This is a beautiful dessert that I felt in love since the first time I saw it.....elegant, delicate, tasty....and easy!
It is made with wine, and I think is perfect with a sweet wine. I made it with peach juice since I have kids at home.....
Hanazono Jelly (adapted from Tastemade Japan)
2/3 cup peach juice. I boiled two peaches and strained it well
1/3 cup water
4 1/2 tablespoon granulated sugar
6 gelatin sheets
Pieces of cooked peaches
Place the gelatine sheets in cold water.

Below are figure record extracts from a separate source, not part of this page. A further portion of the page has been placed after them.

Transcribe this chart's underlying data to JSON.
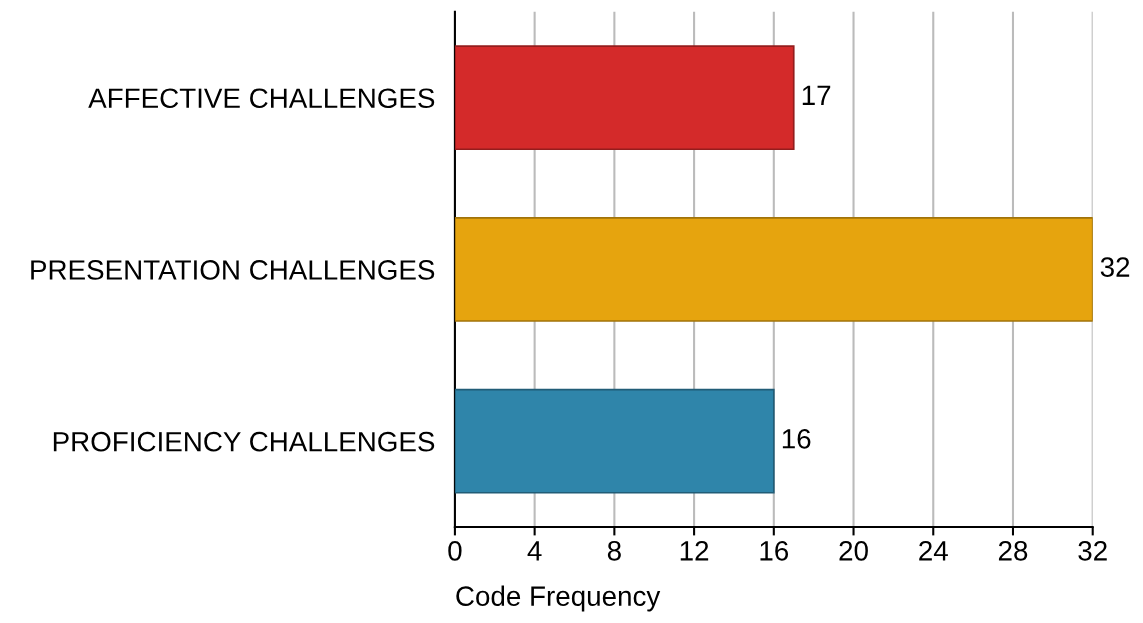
{
  "chart_data": {
    "type": "bar",
    "orientation": "horizontal",
    "xlabel": "Code Frequency",
    "categories": [
      "AFFECTIVE CHALLENGES",
      "PRESENTATION CHALLENGES",
      "PROFICIENCY CHALLENGES"
    ],
    "values": [
      17,
      32,
      16
    ],
    "colors": [
      "#d42a2a",
      "#e6a40e",
      "#2f85aa"
    ],
    "xlim": [
      0,
      32
    ],
    "xticks": [
      0,
      4,
      8,
      12,
      16,
      20,
      24,
      28,
      32
    ],
    "grid": "x",
    "data_labels": true
  }
}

Put the peach juice (or white wine) to warm for 4 minues at medium low heat. Add the granulated sugar and the gelatin. Add 1/3 cup of water and mix well.

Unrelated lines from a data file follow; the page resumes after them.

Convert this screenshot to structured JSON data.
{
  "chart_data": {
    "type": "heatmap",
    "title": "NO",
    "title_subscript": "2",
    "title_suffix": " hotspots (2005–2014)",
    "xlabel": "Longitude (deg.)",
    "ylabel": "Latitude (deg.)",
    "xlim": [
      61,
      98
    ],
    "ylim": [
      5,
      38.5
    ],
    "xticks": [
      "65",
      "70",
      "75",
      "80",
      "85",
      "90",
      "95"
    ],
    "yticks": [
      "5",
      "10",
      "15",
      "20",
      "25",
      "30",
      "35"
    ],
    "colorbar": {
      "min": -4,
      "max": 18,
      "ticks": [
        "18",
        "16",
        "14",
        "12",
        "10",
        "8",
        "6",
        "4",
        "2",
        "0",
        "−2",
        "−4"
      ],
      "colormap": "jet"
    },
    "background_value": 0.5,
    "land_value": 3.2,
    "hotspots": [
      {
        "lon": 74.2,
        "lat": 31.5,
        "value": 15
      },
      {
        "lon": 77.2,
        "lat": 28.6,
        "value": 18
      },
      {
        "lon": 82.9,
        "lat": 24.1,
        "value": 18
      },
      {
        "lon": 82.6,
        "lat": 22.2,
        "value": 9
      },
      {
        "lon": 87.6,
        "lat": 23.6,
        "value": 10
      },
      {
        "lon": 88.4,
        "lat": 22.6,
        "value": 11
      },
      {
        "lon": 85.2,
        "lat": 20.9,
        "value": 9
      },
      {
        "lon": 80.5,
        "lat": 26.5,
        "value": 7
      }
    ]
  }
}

In a mold, pour 1/2 of the peach juice gelatin. Place a layer of edible flowers into the mixture. Refrigerate until gelatin is firm. Place the pieces of peaches into the mold.
Yogurt Gelatin
2/3 cup plain yogurt
6 gelatin sheets
5 tablespoons milk
3 1/2 tablespoon heavy cream
3 tablespoons honey
Vanilla essence 1/2 teaspoon.
Place the gelatine sheets in cold water. Put the milk and cream to warm for 3 minues at medium low heat. Add the honey, vanilla, and the gelatin. Add the yogurt. Place the the yogurt gelatin mix on top of the peach juice/flowers gelatine and refrigerate for at least 3 hours. ENJOY!
It looks almost too pretty to eat with those edible flowers.